Other cases have pointed out that the question of risk is not to be viewed as requiring an applicant to discharge an almost impossible burden of proving a near-absolute negative, but in a nuanced way, taking account of all the circumstances, including attitudes, character and prior conduct, with an overriding focus on public safety: Martin v Commissioner of Police, New South Wales Police Force [2017] NSWCATAD 97, [64] - [66].
Thus, in Webb v Commissioner of Police, New South Wales Police Service [2004] NSWADT 110, [32], Montgomery JM when considering the question of public safety, stated that "In determining this issue it is my view that it is necessary to adopt a balanced view of the risk, bearing in mind all the relevant circumstances. Only real and appreciable risk needs to be taken into account.
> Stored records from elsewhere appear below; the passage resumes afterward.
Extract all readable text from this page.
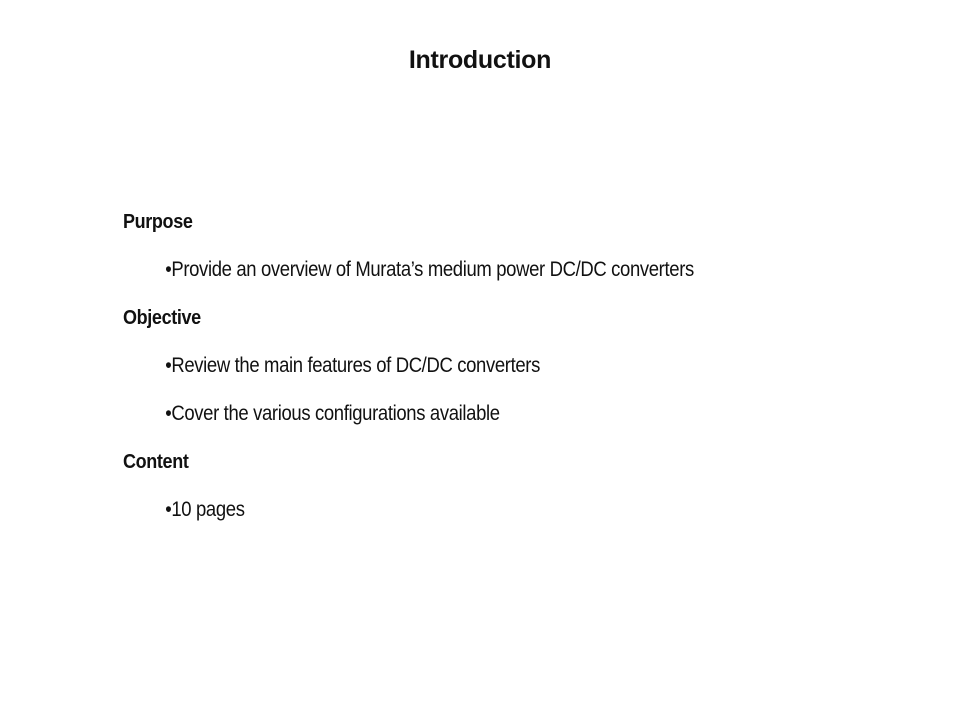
Introduction
Purpose
•Provide an overview of Murata’s medium power DC/DC converters
Objective
•Review the main features of DC/DC converters
•Cover the various configurations available
Content
•10 pages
Minimal, fanciful or theoretical risk can be excluded from consideration". Risk to the public includes, of course, risk to the applicant himself: Kavalieratos v Commissioner of Police, New South Wales Police Force [2014] NSWCATAD 117, [74].
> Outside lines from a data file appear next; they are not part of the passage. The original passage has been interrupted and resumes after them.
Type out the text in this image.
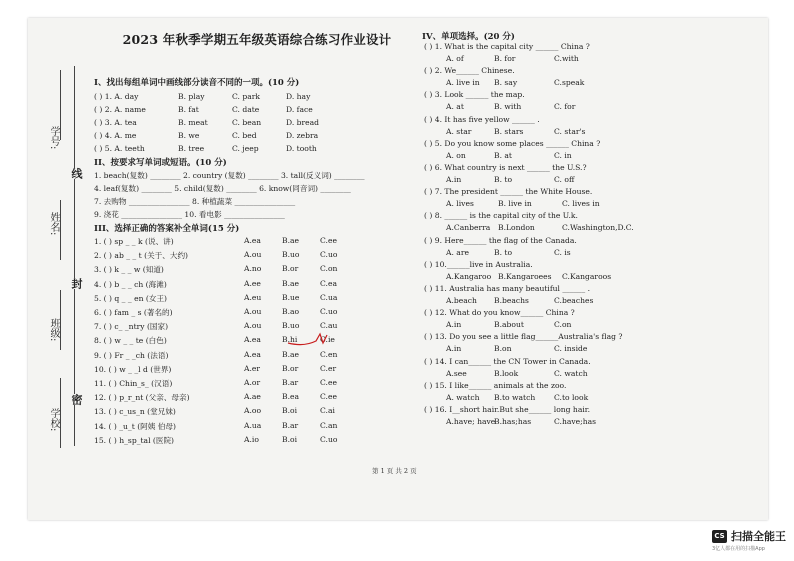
学号:
姓名:
班级:
学校:
线
封
密
2023 年秋季学期五年级英语综合练习作业设计
I、找出每组单词中画线部分读音不同的一项。(10 分)
( ) 1. A. day	B. play	C. park	D. hay
( ) 2. A. name	B. fat	C. date	D. face
( ) 3. A. tea	B. meat	C. bean	D. bread
( ) 4. A. me	B. we	C. bed	D. zebra
( ) 5. A. teeth	B. tree	C. jeep	D. tooth
II、按要求写单词或短语。(10 分)
1. beach(复数) ________ 2. country (复数) ________ 3. tall(反义词) ________
4. leaf(复数) ________ 5. child(复数) ________ 6. know(同音词) ________
7. 去购物 ________________ 8. 种植蔬菜 ________________
9. 浇花 ________________ 10. 看电影 ________________
III、选择正确的答案补全单词(15 分)
1. ( ) sp _ _ k (说、讲)	A.ea	B.ae	C.ee
2. ( ) ab _ _ t (关于、大约)	A.ou	B.uo	C.uo
3. ( ) k _ _ w (知道)	A.no	B.or	C.on
4. ( ) b _ _ ch (海滩)	A.ee	B.ae	C.ea
5. ( ) q _ _ en (女王)	A.eu	B.ue	C.ua
6. ( ) fam _ s (著名的)	A.ou	B.ao	C.uo
7. ( ) c_ _ntry (国家)	A.ou	B.uo	C.au
8. ( ) w _ _ te (白色)	A.ea	B.hi	C.ie
9. ( ) Fr _ _ch (法语)	A.ea	B.ae	C.en
10. ( ) w _ _l d (世界)	A.er	B.or	C.er
11. ( ) Chin_s_ (汉语)	A.or	B.ar	C.ee
12. ( ) p_r_nt (父亲、母亲)	A.ae	B.ea	C.ee
13. ( ) c_us_n (堂兄妹)	A.oo	B.oi	C.ai
14. ( ) _u_t (阿姨 伯母)	A.ua	B.ar	C.an
15. ( ) h_sp_tal (医院)	A.io	B.oi	C.uo
IV、单项选择。(20 分)
( ) 1. What is the capital city ______ China ?
A. of	B. for	C.with
( ) 2. We______ Chinese.
A. live in B. say	C.speak
( ) 3. Look ______ the map.
A. at	B. with	C. for
( ) 4. It has five yellow ______ .
A. star	B. stars	C. star's
( ) 5. Do you know some places ______ China ?
A. on	B. at	C. in
( ) 6. What country is next ______ the U.S.?
A.in	B. to	C. off
( ) 7. The president ______ the White House.
A. lives	B. live in	C. lives in
( ) 8. ______ is the capital city of the U.k.
A.Canberra B.London	C.Washington,D.C.
( ) 9. Here______ the flag of the Canada.
A. are	B. to	C. is
( ) 10.______live in Australia.
A.Kangaroo B.Kangaroees C.Kangaroos
( ) 11. Australia has many beautiful ______ .
A.beach B.beachs	C.beaches
( ) 12. What do you know______ China ?
A.in	B.about	C.on
( ) 13. Do you see a little flag______Australia's flag ?
A.in	B.on	C. inside
( ) 14. I can______ the CN Tower in Canada.
A.see	B.look	C. watch
( ) 15. I like______ animals at the zoo.
A. watch B.to watch C.to look
( ) 16. I__short hair.But she______ long hair.
A.have; have
B.has;has	C.have;has
第 1 页 共 2 页
CS 扫描全能王
3亿人都在用的扫描App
Further, the Court of Appeal in Kocic v Commissioner of Police, New South Wales Police Force [2014] NSWCA 368, [1] observed that the power to grant an application under the Firearms Act places significant emphasis upon the need to control risks to public safety, with the concomitant need to assess the trustworthiness of an applicant. Similarly, in Hill v Commissioner of Police, New South Wales Police Service [2002] NSWADT 218, [24] the tribunal stressed that public safety is to be given paramount consideration.
The respondent contended that it would not be in the public interest for the applicant to hold a firearms licence for essentially the same reasons as those advanced in connection with the question of fitness and propriety. For the reasons set out above, those contentions cannot be sustained.
The decisive criterion on the issue of public interest is the question of risk to the safety of the public. In that regard it should be noted once again that the applicant has been possessing and using firearms for some 60 years, usually for work, and has never been the subject of any contraventions of firearms legislation, nor is there any report of his having handled, used or stored firearms in an unsafe, negligent or inappropriate manner. Issuance of a licence to him would entail no real or appreciable risk to public safety, as understood in Webb.
Further, it is in the public interest for law-abiding farmers and graziers to have access to long arms for the protection of the environment and of primary industry. While the applicant does not appear to be a farmer or grazier himself, the evidence shows that he is a valued participant in primary industry for his many-faceted skills in livestock handling, horsemanship and horse management, outback droving and rural engineering. In that role, long arms are a practical necessity. In light of all the evidence, it would not be contrary to the public interest for the applicant to be issued with a firearms licence, and I so find.